Operation Manual

413
INDESIGN CS4 GEBRUIKEN
Kaders en objecten
Bij het transformeren van tekst kunt u een van deze twee selectiemethoden gebruiken: gebruik het gereedschap
Selecteren of Direct selecteren voor het selecteren van een geheel tekstkader dat of van tekst die is omgezet in
contouren waarna u de transformatiegereedschappen gebruikt. Of gebruik het gereedschap Tekst voor het
selecteren van tekst of voor het invoegen van een invoegpositie in een tekstkader waarna u transformaties opgeeft
in het deelvenster Transformeren of in het regelpaneel of in de dialoogvensters die worden geopend door te
dubbelklikken op een gereedschap. In beide gevallen wordt het gehele tekstkader getransformeerd.
Als u een groep objecten roteert, schuintrekt of schaalt, gelden de instellingen voor de hele groep en voor de losse
objecten in de groep. Als u bijvoorbeeld een groep 30° roteert, is de rotatiewaarde in het deelvenster Transformeren
of het regelpaneel 30°, ongeacht of u de groep of een object in de groep selecteert.
Op www.adobe.com/go/vid0071_nl vindt u een video over het werken met objecten.
Zie ook
Transformatie-instellingen wijzigen” op pagina 408
Galerie met transformatiegereedschappen” op pagina 30
Toetsen voor het transformeren van objecten” op pagina 728
Transformaties herhalen” op pagina 424
Transformaties wissen” op pagina 425
Objecten transformeren met het deelvenster Transformeren
InDesign beschikt niet meer over de opdracht Inhoud transformeren. U kunt in plaats daarvan de
selectiegereedschappen gebruiken om te bepalen of de inhoud en het kader samen of afzonderlijk worden
getransformeerd.
1 Kies Venster > Object en layout > Transformeren.
2 Selecteer het object dat u wilt transformeren.
Als u het kader en de inhoud wilt transformeren, selecteert u het kader met het gereedschap Selecteren.
Als u de inhoud zonder het bijbehorende kader wilt transformeren, selecteert u het object met het gereedschap
Direct selecteren .
Als u een kader wilt transformeren zonder de inhoud te transformeren, selecteert u het kader met het gereedschap
Direct selecteren en selecteert u alle ankerpunten.

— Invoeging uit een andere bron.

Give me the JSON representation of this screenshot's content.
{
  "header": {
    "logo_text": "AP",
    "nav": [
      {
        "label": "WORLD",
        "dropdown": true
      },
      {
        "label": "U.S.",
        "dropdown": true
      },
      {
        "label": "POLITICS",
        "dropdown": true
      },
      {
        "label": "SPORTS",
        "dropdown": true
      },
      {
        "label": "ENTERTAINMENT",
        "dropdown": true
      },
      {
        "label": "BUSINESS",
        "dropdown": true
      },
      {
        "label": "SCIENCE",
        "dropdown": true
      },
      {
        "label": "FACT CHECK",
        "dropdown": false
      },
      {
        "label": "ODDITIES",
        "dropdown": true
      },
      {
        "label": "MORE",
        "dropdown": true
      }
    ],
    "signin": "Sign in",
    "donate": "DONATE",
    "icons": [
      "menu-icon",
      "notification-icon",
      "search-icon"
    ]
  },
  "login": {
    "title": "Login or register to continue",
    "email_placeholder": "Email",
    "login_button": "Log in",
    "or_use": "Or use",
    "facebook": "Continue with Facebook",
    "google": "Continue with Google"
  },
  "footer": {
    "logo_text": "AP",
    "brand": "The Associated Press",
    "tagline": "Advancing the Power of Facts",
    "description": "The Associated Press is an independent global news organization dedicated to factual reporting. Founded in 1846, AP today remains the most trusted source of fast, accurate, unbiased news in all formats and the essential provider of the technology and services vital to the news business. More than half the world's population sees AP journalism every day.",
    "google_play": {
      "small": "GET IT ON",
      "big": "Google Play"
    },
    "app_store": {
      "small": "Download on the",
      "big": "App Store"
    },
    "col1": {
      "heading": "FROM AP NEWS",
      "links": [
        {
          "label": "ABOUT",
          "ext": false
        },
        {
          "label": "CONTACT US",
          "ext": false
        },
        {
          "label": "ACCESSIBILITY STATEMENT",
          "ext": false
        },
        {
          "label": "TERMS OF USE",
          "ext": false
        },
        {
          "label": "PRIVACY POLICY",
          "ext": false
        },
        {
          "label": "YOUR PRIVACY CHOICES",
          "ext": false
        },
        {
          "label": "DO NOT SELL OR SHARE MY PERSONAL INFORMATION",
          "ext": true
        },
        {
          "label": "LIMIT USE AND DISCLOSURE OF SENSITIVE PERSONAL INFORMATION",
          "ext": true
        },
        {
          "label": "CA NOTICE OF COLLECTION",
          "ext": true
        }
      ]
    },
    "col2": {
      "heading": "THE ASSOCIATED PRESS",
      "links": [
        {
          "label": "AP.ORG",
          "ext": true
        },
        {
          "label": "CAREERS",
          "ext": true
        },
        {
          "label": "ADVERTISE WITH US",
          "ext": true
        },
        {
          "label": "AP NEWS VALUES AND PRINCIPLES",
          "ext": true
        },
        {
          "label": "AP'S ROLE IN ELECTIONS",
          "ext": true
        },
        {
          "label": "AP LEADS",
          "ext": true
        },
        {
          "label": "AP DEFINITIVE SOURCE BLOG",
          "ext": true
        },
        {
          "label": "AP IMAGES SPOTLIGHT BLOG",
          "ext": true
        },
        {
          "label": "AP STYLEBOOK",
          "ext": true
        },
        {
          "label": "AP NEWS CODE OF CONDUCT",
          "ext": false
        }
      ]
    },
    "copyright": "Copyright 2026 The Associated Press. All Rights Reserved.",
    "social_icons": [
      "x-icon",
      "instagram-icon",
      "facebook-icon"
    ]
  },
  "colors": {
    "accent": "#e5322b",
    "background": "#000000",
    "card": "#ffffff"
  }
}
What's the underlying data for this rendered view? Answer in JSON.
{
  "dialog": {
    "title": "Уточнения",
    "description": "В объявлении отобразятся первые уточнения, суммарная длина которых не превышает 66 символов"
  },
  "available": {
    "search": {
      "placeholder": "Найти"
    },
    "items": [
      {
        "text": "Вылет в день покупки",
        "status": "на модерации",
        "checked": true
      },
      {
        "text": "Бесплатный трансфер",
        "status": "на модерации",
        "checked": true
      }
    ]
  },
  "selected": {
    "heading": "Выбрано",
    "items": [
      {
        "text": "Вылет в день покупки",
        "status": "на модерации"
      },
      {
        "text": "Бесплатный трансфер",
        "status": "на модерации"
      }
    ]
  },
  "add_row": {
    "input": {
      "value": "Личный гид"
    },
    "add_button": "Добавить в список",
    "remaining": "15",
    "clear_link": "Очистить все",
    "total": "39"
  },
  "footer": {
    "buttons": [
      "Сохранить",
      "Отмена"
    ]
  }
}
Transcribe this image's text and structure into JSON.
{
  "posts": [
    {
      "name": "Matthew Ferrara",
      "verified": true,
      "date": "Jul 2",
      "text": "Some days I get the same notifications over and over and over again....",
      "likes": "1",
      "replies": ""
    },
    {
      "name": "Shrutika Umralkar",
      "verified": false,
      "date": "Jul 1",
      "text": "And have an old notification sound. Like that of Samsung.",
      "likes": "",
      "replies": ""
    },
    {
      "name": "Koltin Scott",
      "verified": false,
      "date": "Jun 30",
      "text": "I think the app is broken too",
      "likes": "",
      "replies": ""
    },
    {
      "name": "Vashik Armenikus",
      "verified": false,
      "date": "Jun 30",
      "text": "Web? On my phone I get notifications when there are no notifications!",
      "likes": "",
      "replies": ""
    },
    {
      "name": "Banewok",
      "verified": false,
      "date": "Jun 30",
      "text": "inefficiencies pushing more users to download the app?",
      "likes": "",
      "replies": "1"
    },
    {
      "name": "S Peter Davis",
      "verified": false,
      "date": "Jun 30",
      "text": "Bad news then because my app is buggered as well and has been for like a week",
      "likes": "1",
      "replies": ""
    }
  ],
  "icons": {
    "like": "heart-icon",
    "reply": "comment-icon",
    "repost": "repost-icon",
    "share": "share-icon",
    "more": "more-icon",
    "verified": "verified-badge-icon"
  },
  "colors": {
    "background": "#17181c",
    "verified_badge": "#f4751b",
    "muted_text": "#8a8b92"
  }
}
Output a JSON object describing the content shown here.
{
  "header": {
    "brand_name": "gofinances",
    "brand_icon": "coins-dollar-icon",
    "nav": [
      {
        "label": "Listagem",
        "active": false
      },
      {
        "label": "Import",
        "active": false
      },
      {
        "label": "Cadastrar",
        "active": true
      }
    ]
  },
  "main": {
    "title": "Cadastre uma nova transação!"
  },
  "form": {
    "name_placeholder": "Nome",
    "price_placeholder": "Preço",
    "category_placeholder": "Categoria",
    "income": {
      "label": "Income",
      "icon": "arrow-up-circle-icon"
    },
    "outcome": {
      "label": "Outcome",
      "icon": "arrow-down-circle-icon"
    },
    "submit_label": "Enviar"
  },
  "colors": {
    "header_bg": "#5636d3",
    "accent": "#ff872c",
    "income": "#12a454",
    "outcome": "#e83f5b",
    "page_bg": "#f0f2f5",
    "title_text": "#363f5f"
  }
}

3 Geef het referentiepunt voor de transformatie op in het deelvenster Transformeren.
Alle waarden in het deelvenster verwijzen naar de selectiekaders van het object. De X- en Y-waarden verwijzen naar
het geselecteerde referentiepunt op het selectiekader ten opzichte van de oorsprong van de liniaal.
4 Ga als volgt te werk:
Voer in de tekstvakken nieuwe waarden in.
Kies waarden in de beschikbare pop-upmenu's.
Kies opdrachten in het menu van het deelvenster.
Opmerking: Als u de verhoudingen van het object bij de opties Percentage schaal X en Percentage schaal Y wilt behouden,
klikt u in het deelvenster op het pictogram Verhoudingen behouden . Als de optie niet is geselecteerd, worden aan
weerszijden van het pictogram puntjes weergegeven (als in een verbroken keten). U kunt ook afmetingen opgeven in plaats
van percentages door de maateenheid op te geven, zoals 6p.
5 Druk op Tab, Enter (Windows) of Return (Mac OS) om de wijziging door te voeren.